Seeing Red: Cooking with Color

red bell pepperAs the saying goes, we eat with our eyes first. Our meal is more appetizing when the food looks pretty on the plate. Using bright vibrant colors helps with this, but here’s the best thing about cooking with color: it’s healthy for us!

Red bell peppers are one of my favorite reds to use in recipes. They can be stuffed and used as a main course, or sliced and thrown in a salad, grilled on the BBQ, roasted or used in sauces.

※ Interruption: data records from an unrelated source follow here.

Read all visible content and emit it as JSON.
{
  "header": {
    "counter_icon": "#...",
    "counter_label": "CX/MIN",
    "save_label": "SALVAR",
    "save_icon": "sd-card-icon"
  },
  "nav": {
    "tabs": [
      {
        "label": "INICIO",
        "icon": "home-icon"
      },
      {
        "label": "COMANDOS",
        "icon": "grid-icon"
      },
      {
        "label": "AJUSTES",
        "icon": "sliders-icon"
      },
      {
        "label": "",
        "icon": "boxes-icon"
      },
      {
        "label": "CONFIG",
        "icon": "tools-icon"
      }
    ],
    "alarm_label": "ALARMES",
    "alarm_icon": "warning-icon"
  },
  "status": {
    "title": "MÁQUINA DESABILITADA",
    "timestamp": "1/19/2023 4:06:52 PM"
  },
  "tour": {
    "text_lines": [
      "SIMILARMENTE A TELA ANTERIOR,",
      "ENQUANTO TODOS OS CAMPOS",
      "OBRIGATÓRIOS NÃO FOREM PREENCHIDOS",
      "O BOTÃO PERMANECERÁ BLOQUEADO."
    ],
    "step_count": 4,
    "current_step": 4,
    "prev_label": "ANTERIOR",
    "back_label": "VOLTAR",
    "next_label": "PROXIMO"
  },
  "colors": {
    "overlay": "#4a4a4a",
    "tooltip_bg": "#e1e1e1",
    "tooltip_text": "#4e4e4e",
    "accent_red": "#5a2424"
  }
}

Bell peppers have a recessive gene for capsaicin, the plant chemical responsible for the heat in other peppers. This is the reason they aren’t hot like the others. One cup of sliced raw red bell pepper has 29 calories, 2 grams of fiber and it’s packed with nutrients including 58 percent of our daily value of vitamin A and 156 percent of our daily value of vitamin C.

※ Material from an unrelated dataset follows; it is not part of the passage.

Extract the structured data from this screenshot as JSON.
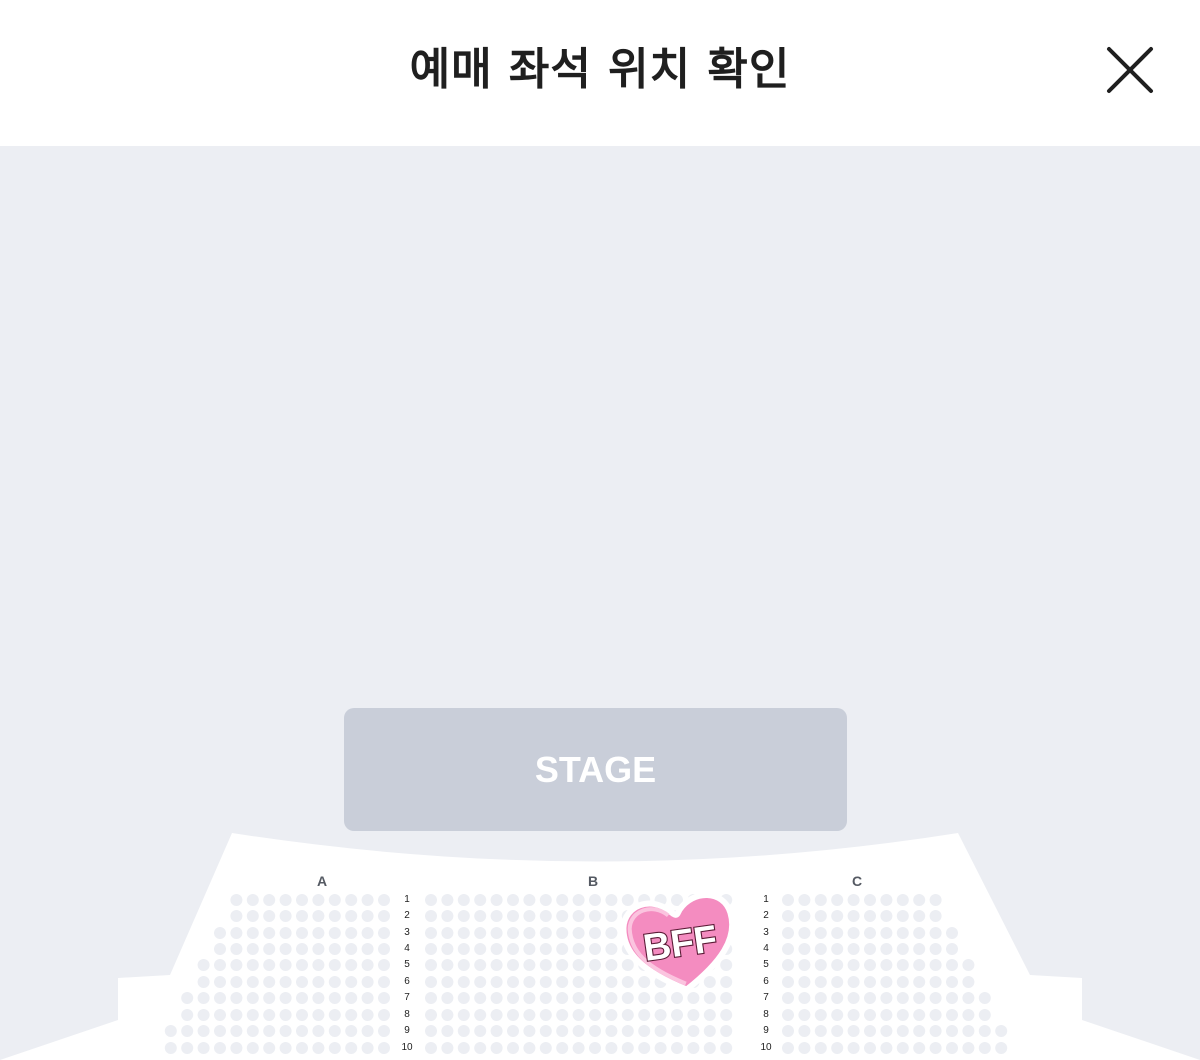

When choosing your bell peppers at the grocery store, look for ones that feel heavy for their size. Make sure the skin doesn’t have any wrinkles and is firm. Skip over the peppers that have bruises, sunken areas, cracks and slashes or black spots. Store them in a plastic bag in the refrigerator and they should last for about a week.

As delicious and crispy as bell peppers are raw on their own or served as part of a crudité, roasting peppers intensifies them and adds a layer of smokiness. Roasting peppers, as you would red peppers for my Easy Sofrito Sauce in this recipe for Huevos Sofritos from Flavor First, is relatively simple.

Roast the whole bell pepper under a broiler or over a gas flame, turning occasionally, until you see the skin blister and notice the degree of char you want (5 to 10 minutes over an open flame). Place in a bowl and cover with a lid (or put the pepper in a paper bag), and allow the steam to loosen the skin. When it’s cooled enough to handle, carefully peel away the skin and remove the seeds.